Trauer auch in Karlsruhe
Trauer auch in Karlsruhe
Karlsruhe (lsw/red) - Nach dem verheerenden Brand im Zoo von Krefeld sind Trauer und Mitgefühl auch in Karlsruhe groß. Vor fast zehn Jahren hatte es im Streichelgehege des dortigen Tierparks ebenfalls gebrannt. Alle Tiere dort seien damals ums Leben gekommen, sagte der Sprecher des Zoologischen Stadtgartens Karlsruhe, Timo Deible, am Donnerstag.

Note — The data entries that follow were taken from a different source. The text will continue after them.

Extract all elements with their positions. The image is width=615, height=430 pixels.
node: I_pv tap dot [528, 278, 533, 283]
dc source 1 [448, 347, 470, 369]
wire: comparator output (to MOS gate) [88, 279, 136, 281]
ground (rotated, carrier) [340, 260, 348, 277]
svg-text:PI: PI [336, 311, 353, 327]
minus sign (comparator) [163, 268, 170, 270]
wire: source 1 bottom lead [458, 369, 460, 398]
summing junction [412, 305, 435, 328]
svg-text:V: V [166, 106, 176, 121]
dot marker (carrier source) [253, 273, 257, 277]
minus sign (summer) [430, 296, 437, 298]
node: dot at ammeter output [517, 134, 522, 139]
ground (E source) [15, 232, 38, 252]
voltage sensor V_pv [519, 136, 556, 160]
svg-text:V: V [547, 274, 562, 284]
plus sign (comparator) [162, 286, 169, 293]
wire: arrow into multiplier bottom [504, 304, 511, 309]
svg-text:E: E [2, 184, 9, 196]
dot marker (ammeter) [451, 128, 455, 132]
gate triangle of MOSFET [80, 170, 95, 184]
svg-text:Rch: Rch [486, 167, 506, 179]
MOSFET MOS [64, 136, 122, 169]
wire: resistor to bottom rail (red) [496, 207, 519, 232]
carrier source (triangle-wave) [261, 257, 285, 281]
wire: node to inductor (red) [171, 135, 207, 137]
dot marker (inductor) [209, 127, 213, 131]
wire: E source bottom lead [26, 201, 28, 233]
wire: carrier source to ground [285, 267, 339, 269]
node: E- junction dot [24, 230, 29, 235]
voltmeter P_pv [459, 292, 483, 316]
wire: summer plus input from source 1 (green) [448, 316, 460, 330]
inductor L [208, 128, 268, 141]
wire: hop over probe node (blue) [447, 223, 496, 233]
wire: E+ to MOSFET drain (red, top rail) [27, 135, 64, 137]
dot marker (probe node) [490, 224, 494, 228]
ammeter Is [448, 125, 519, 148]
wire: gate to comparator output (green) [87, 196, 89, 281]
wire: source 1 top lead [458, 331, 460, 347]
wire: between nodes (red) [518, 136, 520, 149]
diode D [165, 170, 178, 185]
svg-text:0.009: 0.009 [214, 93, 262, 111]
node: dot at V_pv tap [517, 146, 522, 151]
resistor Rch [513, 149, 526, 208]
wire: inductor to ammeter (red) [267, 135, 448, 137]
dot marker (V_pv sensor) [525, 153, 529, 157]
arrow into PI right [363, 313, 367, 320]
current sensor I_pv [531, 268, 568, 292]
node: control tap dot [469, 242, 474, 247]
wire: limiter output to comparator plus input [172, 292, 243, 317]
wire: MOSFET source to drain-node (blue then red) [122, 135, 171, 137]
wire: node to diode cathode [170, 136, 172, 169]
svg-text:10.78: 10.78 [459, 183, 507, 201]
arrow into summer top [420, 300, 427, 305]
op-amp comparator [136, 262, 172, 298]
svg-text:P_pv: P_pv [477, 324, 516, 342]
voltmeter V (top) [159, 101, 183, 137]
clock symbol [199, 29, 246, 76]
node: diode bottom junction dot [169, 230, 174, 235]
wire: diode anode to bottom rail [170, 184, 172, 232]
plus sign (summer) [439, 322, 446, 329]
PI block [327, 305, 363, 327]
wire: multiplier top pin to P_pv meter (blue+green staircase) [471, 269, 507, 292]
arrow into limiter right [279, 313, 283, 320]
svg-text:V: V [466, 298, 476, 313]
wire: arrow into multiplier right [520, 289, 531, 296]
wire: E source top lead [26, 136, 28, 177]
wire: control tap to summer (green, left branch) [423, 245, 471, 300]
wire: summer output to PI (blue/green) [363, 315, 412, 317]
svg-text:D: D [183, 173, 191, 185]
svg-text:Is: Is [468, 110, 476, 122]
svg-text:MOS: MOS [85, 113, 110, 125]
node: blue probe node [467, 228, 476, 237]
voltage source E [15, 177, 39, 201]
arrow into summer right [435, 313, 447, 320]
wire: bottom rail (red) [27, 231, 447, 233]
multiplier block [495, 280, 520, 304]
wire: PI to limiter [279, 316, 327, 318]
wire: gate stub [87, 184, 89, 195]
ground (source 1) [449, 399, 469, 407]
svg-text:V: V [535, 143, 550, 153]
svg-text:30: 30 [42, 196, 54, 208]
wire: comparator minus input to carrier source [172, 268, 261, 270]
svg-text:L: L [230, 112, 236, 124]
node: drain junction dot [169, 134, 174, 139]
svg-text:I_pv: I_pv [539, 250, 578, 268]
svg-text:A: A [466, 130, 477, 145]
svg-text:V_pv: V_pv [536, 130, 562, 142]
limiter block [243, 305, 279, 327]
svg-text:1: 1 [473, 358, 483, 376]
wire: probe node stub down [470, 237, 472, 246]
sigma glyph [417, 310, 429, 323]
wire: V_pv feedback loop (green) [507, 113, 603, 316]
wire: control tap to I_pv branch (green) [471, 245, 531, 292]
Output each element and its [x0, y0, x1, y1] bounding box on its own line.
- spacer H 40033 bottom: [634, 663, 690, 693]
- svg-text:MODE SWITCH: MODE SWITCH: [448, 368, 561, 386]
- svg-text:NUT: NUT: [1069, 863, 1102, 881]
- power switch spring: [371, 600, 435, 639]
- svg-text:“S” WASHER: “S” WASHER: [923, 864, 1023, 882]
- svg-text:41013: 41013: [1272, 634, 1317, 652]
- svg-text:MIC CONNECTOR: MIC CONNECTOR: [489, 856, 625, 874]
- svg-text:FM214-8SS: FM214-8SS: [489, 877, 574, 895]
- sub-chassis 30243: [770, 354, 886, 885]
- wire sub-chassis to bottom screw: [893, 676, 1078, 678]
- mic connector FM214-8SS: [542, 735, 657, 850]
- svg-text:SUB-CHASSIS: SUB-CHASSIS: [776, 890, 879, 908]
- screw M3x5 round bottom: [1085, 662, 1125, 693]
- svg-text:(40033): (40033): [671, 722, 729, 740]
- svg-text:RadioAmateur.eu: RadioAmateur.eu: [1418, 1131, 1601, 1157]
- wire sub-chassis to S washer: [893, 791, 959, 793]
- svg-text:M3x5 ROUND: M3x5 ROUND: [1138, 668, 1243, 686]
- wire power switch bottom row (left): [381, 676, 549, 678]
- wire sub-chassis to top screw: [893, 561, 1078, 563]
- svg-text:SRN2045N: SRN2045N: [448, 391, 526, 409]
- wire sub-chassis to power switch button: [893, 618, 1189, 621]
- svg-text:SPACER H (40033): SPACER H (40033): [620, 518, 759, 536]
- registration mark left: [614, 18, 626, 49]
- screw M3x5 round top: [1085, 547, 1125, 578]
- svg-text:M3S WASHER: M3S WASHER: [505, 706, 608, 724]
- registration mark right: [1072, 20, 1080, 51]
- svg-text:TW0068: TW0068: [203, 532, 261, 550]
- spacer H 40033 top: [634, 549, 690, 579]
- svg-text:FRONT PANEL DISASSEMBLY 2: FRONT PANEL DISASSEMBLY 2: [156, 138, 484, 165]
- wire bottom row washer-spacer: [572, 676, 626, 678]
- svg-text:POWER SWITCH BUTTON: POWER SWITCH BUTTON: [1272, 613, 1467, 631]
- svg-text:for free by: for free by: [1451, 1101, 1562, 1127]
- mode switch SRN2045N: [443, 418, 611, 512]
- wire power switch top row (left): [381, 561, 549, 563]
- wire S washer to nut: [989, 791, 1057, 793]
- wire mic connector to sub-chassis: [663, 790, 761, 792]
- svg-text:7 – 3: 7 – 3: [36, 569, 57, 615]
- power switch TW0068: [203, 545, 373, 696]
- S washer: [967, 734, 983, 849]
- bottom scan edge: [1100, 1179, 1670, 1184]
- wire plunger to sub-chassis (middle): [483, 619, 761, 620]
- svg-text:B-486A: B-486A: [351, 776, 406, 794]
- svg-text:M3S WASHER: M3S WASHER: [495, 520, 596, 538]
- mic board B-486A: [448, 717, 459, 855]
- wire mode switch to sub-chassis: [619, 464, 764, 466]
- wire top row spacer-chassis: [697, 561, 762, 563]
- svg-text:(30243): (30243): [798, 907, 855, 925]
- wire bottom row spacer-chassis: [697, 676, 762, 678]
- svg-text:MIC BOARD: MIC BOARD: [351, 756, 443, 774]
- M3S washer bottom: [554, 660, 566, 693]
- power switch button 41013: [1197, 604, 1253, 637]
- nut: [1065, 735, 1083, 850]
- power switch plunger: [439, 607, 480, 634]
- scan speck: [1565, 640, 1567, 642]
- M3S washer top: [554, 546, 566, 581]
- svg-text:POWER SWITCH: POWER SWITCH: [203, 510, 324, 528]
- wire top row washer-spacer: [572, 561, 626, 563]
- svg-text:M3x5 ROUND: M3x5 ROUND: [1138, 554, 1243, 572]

Die Elefanten im angrenzenden Gehege seien gerade noch rechtzeitig gerettet worden. "Deswegen kann man das nun sehr gut nachvollziehen", sagte Deible mit Blick auf die Tragödie in Nordrhein-Westfalen.

26 Tiere in Karlsruhe getötet

Bei dem Großbrand in Karlsruhe wurden im November 2010 26 Tiere getötet. Das Feuer war vermutlich durch einen technischen Defekt ausgebrochen. Die Bewohner des Dickhäuterhauses konnten zwar gerettet werden, allerdings erlitten vier Elefanten Brandverletzungen. Das Unglück löste in der Region tiefe Betroffenheit, aber auch eine Welle der Hilfsbereitschaft aus.

Der Brand in Krefeld weckt nicht nur Erinnerungen an damals. Der stellvertretende Direktor des Karlsruher Zoos, Clemens Becker, habe alle Orang-Utans aus Krefeld gekannt. Becker ist Koordinator des Europäischen Erhaltungszuchtprogramms für Orang-Utans und leitet den Austausch der Affen unter den Zoos.

Polizei ermittelt

Bei dem Feuer waren in der Silvesternacht in Krefeld mehrere Menschenaffen gestorben, darunter Orang-Utans, Gorillas und ein Schimpanse. Die Ermittler meinen, dass zum Jahreswechsel gezündete Himmelslaternen den Brand ausgelöst haben könnten. Diese sind in Deutschland verboten. Gegen eine 60-Jährige und ihre erwachsenen Töchter wird ermittelt.